Setting up our image

Let’s say we have a complete input image for testing purposes. We will first mask it by putting in nan values randomly. We’ll use the masked image to reconstruct the original image using matrix factorization.

Since our image will be in RGB, we’ll perform all operations for the three channels seperately.

Code
# function to mask the image
def mask_image(img,
               prop,
               device):
    img_copy = img.clone().to(device)
    mask = torch.rand(img.shape[1:]) < prop # uniform distribution
    img_copy[0][mask] = float('nan')
    img_copy[1][mask] = float('nan')
    img_copy[2][mask] = float('nan')
    return img_copy, mask

# function that randomly removes 900 pixels from the image
def random_mask_image(img, device):
    img_copy = img.clone().to(device)
    h, w = img.shape[1], img.shape[2]
    total_pixels = h * w
    
    # Randomly select 900 pixel indices
    random_indices = torch.randperm(total_pixels)[:900]
    
    # Convert flat indices back to 2D indices (for height and width)
    mask = torch.zeros(h, w, dtype=torch.bool, device=device)
    mask.view(-1)[random_indices] = True
    
    # Apply NaN mask to each channel
    img_copy[0][mask] = float('nan')
    img_copy[1][mask] = float('nan')
    img_copy[2][mask] = float('nan')
    
    return img_copy, mask

Implementing Matrix Factorization

To factorize any matrix \(A\), we essentially want to learn two matrices \(W\) and \(H\) such that \[A=W\cdot H\] We want that \[W, H = argmin_{W',H'} ||A-W'\cdot H'||_F^2\] This can achieved using two methods: gradient descent and alternating least squares.

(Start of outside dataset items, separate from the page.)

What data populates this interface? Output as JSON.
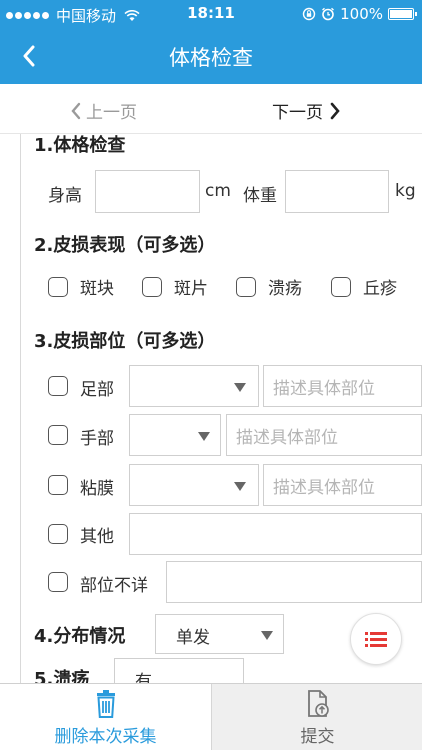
{
  "status_bar": {
    "carrier": "中国移动",
    "time": "18:11",
    "battery": "100%",
    "signal_icon": "signal-dots-icon",
    "wifi_icon": "wifi-icon",
    "lock_icon": "rotation-lock-icon",
    "alarm_icon": "alarm-icon",
    "battery_icon": "battery-icon"
  },
  "nav": {
    "title": "体格检查",
    "back_icon": "chevron-left-icon"
  },
  "pager": {
    "prev_label": "上一页",
    "next_label": "下一页"
  },
  "section1": {
    "heading": "1.体格检查",
    "height_label": "身高",
    "height_value": "",
    "height_unit": "cm",
    "weight_label": "体重",
    "weight_value": "",
    "weight_unit": "kg"
  },
  "section2": {
    "heading": "2.皮损表现（可多选）",
    "options": [
      "斑块",
      "斑片",
      "溃疡",
      "丘疹"
    ]
  },
  "section3": {
    "heading": "3.皮损部位（可多选）",
    "rows": [
      {
        "label": "足部",
        "placeholder": "描述具体部位"
      },
      {
        "label": "手部",
        "placeholder": "描述具体部位"
      },
      {
        "label": "粘膜",
        "placeholder": "描述具体部位"
      },
      {
        "label": "其他",
        "value": ""
      },
      {
        "label": "部位不详",
        "value": ""
      }
    ]
  },
  "section4": {
    "heading": "4.分布情况",
    "selected": "单发"
  },
  "section5": {
    "heading": "5.溃疡",
    "selected": "有"
  },
  "fab": {
    "icon": "list-icon"
  },
  "tabbar": {
    "delete_label": "删除本次采集",
    "delete_icon": "trash-icon",
    "submit_label": "提交",
    "submit_icon": "upload-document-icon"
  },
  "colors": {
    "brand": "#2a9bdc",
    "fab_icon": "#e53935"
  }
}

Let us first implement the factorize(A, k, device) function using gradient descent. This function will take as input the matrix to be factorized \(A_{m \times n}\), the rank \(k\) of decomposition and the device for pytorch code.

We first randomly initialize \(W_{m\times k}\) and \(H_{k\times n}\). Then for each iteration of gradient descent we follow the following update rules: \[W = W - \alpha \frac{\partial ||A-W\cdot H||_F^2}{\partial W}\] \[H = H - \alpha \frac{\partial ||A-W\cdot H||_F^2}{\partial H}\]

We use the torch.optim.Adam optimizer with a learning rate of 0.01.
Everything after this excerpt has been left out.